At its heart it is the story of Ayumu Shiba and her struggles to survive the emotional and physical perils of life. But overall, it is a story about the cruelties people can inflict upon one another and the cycle that feeds. So many horrible things happen to Ayumu that at times it almost defies belief and I find myself wondering if it might be considered exploitative. However, the artwork and story telling are superb and weighty issues of depression, self-punishment, abuse, and bullying are presented honestly albeit to incredible extremes. Keiko Suenobu has created a horrifyingly believable story of the hellish reality that life can become when the monsters we fear the most have human faces.
After a devastating falling-out with her middle-school best friend, Ayumu begins to cope with her pain by cutting herself. The first friend she makes in high school, Manami, has a boyfriend, Katsumi, who discovers Ayumu’s secret and uses that to subjugate her and abuse her. The rest of her classmates accuse Ayumu of trying to steal Katsumi from Manami and proceed to make her life even more of a living hell. The tension and drama are almost constant in Life and the world looks very grim. Thank goodness for Ayumu (and the reader), some light, some hope arrives in the form of fellow outcast classmate Miki Hatori, whose kindness and confidence inspire Ayumu to begin to stand up for herself. Still, with so many people out to make Ayumu (and now Hatori) “pay” for imagined wrongs, there is an ever-present danger of this hope being snuffed out.

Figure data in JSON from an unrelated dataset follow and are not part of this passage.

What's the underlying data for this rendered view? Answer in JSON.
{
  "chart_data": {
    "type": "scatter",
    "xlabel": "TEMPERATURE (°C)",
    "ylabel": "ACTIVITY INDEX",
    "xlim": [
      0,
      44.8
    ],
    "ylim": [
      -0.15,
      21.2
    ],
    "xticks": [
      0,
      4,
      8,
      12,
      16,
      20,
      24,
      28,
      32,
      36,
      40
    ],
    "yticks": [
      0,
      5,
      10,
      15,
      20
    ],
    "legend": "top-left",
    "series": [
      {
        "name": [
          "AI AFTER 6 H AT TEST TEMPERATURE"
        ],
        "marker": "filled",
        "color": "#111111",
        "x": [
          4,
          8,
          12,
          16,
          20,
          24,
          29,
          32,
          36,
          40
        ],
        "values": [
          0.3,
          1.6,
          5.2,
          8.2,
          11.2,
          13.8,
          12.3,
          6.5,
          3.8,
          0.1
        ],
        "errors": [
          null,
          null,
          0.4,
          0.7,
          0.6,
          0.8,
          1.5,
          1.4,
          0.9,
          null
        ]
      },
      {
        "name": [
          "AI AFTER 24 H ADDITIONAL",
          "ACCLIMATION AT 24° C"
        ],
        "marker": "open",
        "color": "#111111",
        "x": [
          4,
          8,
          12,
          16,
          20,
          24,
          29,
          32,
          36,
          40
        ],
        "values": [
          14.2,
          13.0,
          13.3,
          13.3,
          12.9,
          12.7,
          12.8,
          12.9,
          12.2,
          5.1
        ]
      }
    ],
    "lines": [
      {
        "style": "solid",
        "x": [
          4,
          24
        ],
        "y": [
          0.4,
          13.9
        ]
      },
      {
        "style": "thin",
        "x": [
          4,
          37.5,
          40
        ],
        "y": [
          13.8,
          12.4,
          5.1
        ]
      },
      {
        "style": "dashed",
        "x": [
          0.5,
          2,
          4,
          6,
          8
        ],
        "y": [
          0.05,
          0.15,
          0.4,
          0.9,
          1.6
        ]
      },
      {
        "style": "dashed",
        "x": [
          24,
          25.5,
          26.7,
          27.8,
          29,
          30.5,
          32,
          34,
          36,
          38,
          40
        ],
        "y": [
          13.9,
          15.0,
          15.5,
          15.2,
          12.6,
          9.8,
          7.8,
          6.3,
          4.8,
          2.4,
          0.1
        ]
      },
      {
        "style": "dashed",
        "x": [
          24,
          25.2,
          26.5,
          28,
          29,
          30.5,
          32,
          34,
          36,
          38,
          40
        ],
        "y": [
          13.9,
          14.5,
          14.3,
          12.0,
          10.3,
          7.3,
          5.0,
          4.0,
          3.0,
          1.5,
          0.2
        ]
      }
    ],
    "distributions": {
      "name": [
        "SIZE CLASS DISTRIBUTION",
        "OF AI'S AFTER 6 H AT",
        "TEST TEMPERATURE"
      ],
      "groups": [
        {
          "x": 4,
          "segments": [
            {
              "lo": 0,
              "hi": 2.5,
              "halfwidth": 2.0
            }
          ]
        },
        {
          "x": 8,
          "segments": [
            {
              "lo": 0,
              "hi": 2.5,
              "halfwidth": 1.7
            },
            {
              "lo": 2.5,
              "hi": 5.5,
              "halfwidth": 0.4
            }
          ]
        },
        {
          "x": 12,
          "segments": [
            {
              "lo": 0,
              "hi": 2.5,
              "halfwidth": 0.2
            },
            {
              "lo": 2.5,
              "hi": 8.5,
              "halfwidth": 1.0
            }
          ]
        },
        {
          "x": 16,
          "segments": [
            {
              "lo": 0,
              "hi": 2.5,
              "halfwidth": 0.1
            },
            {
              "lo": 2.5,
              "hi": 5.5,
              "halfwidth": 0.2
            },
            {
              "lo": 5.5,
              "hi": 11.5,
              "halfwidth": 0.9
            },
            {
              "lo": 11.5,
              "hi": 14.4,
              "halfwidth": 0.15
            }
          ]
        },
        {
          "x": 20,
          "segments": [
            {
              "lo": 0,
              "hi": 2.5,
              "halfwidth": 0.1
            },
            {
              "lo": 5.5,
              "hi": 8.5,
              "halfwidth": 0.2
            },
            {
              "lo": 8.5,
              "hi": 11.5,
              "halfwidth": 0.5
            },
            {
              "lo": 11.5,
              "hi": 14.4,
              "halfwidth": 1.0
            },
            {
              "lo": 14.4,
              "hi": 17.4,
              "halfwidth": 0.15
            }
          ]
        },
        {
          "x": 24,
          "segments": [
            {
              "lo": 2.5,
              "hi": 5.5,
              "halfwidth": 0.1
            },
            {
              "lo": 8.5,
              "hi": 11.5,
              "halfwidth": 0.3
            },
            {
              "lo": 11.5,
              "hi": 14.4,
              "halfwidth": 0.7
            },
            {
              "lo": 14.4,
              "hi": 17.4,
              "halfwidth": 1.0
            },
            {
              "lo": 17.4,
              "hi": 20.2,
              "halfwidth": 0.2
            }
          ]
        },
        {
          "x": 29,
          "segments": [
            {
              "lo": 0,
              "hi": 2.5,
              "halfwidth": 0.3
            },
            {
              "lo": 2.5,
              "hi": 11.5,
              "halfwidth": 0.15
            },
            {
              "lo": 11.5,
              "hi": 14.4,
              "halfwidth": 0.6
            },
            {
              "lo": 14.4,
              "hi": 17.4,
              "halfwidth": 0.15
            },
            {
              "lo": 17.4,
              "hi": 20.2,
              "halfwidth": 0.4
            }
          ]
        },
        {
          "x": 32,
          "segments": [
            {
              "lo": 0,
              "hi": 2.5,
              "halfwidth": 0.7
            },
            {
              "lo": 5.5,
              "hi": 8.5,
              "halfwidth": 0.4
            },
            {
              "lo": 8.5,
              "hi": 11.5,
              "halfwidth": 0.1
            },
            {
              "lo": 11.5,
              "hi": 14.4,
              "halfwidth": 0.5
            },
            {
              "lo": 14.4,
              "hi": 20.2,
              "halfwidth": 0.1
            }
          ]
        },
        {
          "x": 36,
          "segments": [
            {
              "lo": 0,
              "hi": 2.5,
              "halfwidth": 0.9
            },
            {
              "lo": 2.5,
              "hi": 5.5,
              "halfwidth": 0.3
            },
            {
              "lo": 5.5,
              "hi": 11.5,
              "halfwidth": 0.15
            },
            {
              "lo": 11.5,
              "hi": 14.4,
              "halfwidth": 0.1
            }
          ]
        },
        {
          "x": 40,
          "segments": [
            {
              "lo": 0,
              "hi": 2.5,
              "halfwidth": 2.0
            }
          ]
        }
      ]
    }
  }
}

The first two volumes include a succinct but well-written postscript by a clinical psychologist who addresses issues that arise in the manga. These postscripts are noticeably absent from later volumes. There are genuinely disturbing and upsetting events that occur in these volumes. The first five are labeled OT Older Teen Age 16+ and volumes 6-8 are labeled M Mature Age 18+. I’m curious why Tokyopop stopped including the postscripts.